Battaniye
-Abini arayalım mı?
-Kimse kalmadı mı?
-Başka seçeneğimiz var mı? Ara işte ,geç kalıyoruz.
-Ben aramam. Sen ne yaparsan yap
-Of İsmet ya. Acelemiz yokmuş gibi bir de senle uğraşıyorum.
Balyajlı genç kadın, ekranı çatlak bir telefonu eline alır.
-Alo abi, n’apıyorsun ? Müsait misin?
-Hayırdır kızım, ne oldu?
-Annemin teyzesinin kızı ölmüş , Gülay Teyze. Oraya geçmemiz lazım da.
-Arabayı mı istiyorsunuz? Tamam. İsmet gelsin , alsın.

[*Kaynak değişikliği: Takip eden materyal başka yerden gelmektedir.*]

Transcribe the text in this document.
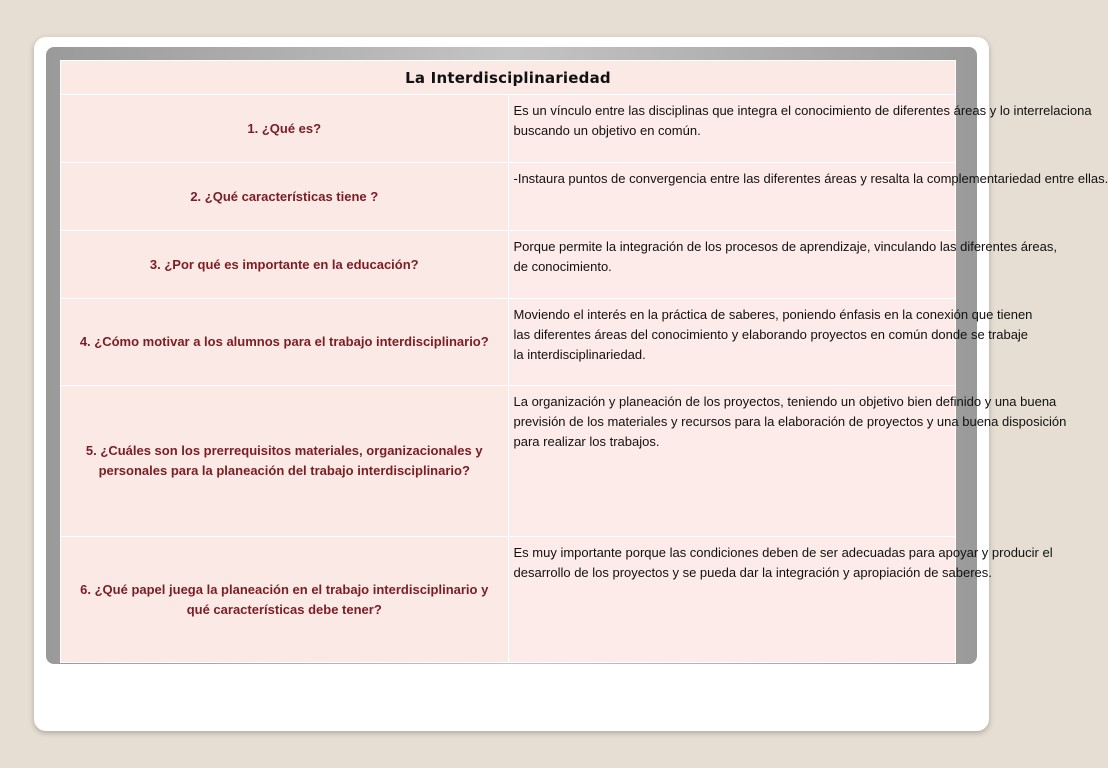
La Interdisciplinariedad	
1. ¿Qué es?	Es un vínculo entre las disciplinas que integra el conocimiento de diferentes áreas y lo interrelaciona
buscando un objetivo en común.

2. ¿Qué características tiene ?	-Instaura puntos de convergencia entre las diferentes áreas y resalta la complementariedad entre ellas.

3. ¿Por qué es importante en la educación?	Porque permite la integración de los procesos de aprendizaje, vinculando las diferentes áreas,
de conocimiento.

4. ¿Cómo motivar a los alumnos para el trabajo interdisciplinario?	Moviendo el interés en la práctica de saberes, poniendo énfasis en la conexión que tienen
las diferentes áreas del conocimiento y elaborando proyectos en común donde se trabaje
la interdisciplinariedad.

5. ¿Cuáles son los prerrequisitos materiales, organizacionales y personales para la planeación del trabajo interdisciplinario?	La organización y planeación de los proyectos, teniendo un objetivo bien definido y una buena
previsión de los materiales y recursos para la elaboración de proyectos y una buena disposición
para realizar los trabajos.

6. ¿Qué papel juega la planeación en el trabajo interdisciplinario y qué características debe tener?	Es muy importante porque las condiciones deben de ser adecuadas para apoyar y producir el
desarrollo de los proyectos y se pueda dar la integración y apropiación de saberes.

-Yok. Annemin arabasıyla geçeceğiz. İsmet sürecek zaten de mesele o değil. Bizim oğlana sen bakar mısın diye soracaktım
Feridun bir an duraksar.
-Bakarım bakmasına da hiç bilmediğim şey. Tuvalet….
-Dört yaşında artık, öyle bir derdimiz yok. Yemek de var. Bizimkini biliyorsun , yabani. Apartmanda onun akranı yok. Akşam döneriz zaten, kalmayacağız. Annem de bizimle geleceğinden…
-Tamam , tamam (İçinden derin bir of çeker).Geçiyorum ben şimdi.
Feridun “Ulan İsmet ,ulan İsmet” diye yol boyu söylenerek gelir.
Genç kadın muzlu sütü yapacakken kapı çalınca ahali aceleyle çıkar. Çocukla amcası baş başa kalır. Kırk yıllık bitirim Feridun, deri ceketini asarken ne yapacağını bilemez.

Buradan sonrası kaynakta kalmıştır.